If the question be asked, “Was Grieg a great composer?” the answer must depend upon the various meanings of “great.” This poetic-souled son of the North certainly did not compose noisy music that is void of understanding; therefore some might put him out of the category of greatness, judged from that standpoint. [Obituary-The Musical Times 48/776 (October 1907), 641.] From the moment of his passing, the music of Edvard Grieg has evaded simple categorization. His closest colleagues have noted his resilience in adopting burgeoning modernist practices. With his strong avoidance of the influence of the Second Viennese School—perhaps the most pervasive movement in turn-of-the-century Europe—many have quickly classified his music as “nationalist,” “romantic,” or “simple” and “melodious.” Yet, such descriptions quickly unravel when applied to anything beyond a mere handful of his works. The problem each successive biographer has faced is the same: How is one to understand Grieg’s copious works that deny paradigmatic classification? This study will survey Grieg's late vocal works and examine the competing tensions that situated his style between the multiple planes of universal, national, and individual identity.


Marie-Hélène Benoit-Otis
Louis de Fourcaud and Richard Wagner: An Imaginary Interview?
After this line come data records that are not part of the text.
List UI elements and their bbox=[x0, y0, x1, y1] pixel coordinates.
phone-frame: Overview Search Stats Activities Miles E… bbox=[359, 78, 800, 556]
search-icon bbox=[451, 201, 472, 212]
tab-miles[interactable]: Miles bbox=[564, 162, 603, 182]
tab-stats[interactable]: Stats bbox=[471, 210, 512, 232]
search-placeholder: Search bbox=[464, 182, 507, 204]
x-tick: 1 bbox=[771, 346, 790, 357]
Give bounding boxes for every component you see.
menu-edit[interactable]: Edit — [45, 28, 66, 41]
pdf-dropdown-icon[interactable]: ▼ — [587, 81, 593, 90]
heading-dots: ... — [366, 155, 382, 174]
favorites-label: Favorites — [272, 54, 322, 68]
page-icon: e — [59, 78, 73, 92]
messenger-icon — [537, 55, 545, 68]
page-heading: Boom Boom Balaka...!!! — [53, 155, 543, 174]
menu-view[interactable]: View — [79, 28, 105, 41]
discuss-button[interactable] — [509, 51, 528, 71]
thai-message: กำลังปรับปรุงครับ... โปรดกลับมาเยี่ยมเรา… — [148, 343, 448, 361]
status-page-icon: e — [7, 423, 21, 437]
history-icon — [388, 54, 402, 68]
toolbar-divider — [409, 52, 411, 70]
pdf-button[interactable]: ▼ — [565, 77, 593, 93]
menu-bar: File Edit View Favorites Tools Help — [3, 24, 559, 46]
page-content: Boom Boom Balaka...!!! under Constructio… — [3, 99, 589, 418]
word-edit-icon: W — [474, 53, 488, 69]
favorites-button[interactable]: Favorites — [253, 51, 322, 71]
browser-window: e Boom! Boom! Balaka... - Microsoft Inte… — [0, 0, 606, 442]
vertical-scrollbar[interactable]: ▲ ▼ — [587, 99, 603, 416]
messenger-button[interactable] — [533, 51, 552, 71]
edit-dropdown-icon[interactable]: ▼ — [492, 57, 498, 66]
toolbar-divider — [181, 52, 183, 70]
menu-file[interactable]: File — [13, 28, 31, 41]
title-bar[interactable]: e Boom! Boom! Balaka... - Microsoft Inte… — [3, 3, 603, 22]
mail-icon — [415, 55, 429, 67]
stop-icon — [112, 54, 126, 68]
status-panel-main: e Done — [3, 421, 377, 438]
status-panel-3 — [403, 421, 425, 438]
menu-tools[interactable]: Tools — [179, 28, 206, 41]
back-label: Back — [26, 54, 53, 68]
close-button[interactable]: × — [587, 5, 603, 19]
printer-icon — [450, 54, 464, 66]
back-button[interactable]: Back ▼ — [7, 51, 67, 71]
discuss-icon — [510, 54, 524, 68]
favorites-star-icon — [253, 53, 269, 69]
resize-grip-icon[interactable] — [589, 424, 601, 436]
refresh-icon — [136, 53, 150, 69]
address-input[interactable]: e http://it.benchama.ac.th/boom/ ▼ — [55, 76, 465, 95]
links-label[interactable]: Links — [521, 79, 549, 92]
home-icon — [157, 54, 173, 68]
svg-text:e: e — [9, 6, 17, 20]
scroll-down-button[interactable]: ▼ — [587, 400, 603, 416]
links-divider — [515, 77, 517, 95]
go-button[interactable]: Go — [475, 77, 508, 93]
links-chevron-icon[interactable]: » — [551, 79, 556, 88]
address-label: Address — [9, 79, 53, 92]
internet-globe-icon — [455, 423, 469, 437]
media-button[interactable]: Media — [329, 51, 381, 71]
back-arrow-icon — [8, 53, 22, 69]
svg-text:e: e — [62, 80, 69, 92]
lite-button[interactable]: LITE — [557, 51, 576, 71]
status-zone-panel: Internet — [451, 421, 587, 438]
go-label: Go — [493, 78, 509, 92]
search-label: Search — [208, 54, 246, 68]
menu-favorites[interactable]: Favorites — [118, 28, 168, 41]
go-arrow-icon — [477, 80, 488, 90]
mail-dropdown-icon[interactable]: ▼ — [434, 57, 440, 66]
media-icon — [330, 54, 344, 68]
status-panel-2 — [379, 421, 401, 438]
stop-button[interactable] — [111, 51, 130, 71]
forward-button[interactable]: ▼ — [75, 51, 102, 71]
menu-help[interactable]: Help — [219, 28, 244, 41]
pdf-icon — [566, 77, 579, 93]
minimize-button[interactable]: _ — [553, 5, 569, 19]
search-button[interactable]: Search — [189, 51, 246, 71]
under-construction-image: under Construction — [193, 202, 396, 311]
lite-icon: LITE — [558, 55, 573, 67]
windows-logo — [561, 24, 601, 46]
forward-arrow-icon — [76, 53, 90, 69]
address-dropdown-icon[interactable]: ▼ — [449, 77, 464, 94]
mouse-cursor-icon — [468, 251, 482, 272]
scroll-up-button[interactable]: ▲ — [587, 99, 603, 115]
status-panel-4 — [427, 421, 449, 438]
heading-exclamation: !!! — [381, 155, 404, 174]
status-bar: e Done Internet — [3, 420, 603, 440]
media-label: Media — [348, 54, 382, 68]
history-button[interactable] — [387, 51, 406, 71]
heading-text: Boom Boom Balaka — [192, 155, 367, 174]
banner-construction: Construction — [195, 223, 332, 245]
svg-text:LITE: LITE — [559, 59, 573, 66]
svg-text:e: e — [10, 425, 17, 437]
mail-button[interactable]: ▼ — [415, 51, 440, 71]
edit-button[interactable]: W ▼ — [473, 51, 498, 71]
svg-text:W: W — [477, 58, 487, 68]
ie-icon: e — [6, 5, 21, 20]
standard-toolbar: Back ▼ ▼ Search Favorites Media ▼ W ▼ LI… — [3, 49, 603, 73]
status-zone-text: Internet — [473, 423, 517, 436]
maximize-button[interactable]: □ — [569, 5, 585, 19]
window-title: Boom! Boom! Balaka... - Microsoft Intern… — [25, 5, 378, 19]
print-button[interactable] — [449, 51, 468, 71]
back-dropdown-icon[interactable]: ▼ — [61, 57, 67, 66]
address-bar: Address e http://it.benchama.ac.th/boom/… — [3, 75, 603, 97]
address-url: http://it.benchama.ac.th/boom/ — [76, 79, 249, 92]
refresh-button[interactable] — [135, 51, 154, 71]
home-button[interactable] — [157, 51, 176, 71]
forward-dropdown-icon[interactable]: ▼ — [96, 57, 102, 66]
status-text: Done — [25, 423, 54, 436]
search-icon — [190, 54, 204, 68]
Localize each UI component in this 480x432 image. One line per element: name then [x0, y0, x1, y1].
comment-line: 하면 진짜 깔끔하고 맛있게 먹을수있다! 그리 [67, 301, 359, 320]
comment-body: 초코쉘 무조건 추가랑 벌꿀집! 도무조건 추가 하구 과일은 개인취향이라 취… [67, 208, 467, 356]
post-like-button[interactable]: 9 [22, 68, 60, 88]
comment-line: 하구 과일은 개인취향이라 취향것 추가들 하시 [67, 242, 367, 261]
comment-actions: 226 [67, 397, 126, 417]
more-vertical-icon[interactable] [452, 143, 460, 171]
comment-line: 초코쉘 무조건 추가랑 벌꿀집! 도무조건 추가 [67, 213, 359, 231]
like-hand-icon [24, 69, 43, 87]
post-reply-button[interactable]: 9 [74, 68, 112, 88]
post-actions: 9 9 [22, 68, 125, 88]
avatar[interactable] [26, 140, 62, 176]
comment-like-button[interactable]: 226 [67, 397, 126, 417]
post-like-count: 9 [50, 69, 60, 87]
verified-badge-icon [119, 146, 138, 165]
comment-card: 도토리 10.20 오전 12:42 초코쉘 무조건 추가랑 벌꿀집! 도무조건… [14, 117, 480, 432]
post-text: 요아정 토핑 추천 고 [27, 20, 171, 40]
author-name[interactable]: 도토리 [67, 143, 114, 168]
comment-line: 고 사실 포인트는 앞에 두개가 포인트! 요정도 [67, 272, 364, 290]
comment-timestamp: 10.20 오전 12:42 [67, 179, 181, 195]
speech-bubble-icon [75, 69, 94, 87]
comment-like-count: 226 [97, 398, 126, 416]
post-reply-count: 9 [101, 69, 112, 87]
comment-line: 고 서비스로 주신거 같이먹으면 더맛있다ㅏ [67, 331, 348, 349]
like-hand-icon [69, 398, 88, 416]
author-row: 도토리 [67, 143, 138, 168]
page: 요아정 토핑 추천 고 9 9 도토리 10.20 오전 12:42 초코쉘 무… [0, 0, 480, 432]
In a much-quoted interview with Richard Wagner conducted by the French critic Louis de Fourcaud in 1879, and published for the first time in 1880, the composer allegedly advised the French to write operas drawing on their own legendary sources. Contemporary works such as d’Indy’s Fervaal, Chausson’s Le Roi Arthus, and Massenet’s Esclarmonde suggest that Fourcaud’ s interview did indeed have a profound impact on the Wagnerian movement in France. However, a close examination of the sources reveals that his text may owe less to Wagner than scholars have previously assumed. What did Wagner really tell Fourcaud in 1879? That is the question I will attempt to answer in this presentation.

Amanda Saunders Lalonde
Liszt as Prophet

The mythologizing of Liszt as a musical prophet pervades contemporary scholarship, yet the designation of prophet has followed Liszt throughout his compositional career, its meaning shifting alongside Liszt’s identity. What was the meaning of this label as applied toLiszt in the earlier part of his career, and how does it differ from the term's connotations in current scholarship? Mark Ferraguto Beethoven, Napoleon, and the Viennese Amateur Concerts of 1807-1808 The French occupation of Vienna in late 1805 wreaked economic and political havoc on the Austrian nation. In response, the Austrian government pursued a newly aggressive foreign policy and sought means to consolidate the national spirit. Obersthofmeister Prince von Trautmannsdorf led a group of distinguished aristocrats in sponsoring a new concert series devoted to the performance of "decidedly significant and excellent music." The series had all the makings of a great Viennese institution: lofty goals, financial stability, public support, and state sanction. Unfortunately, the venture collapsed after a single season-- the French again occupied Vienna in 1809. This paper asks two questions. First, in what sense were the Amateur Concerts conceived as a 'national' institution? Second, what role did Beethoven's music play in this series and in the larger project of national renewal, and how did this project impact his status as a composer?

Ed Green
Fugue and the French Revolution


The 1789 French Revolution saw itself as starting the world afresh. So it is no surprise that perhaps the most venerated of musical forms, the fugue, should come in around this time also for some radical reconsideration. In 1799 perhaps the most shocking “leap forward” in the entire history of the fugue was taken by Anton Reicha—with reverberations afterwards to be heard in the music of Beethoven, Berlioz, and Liszt.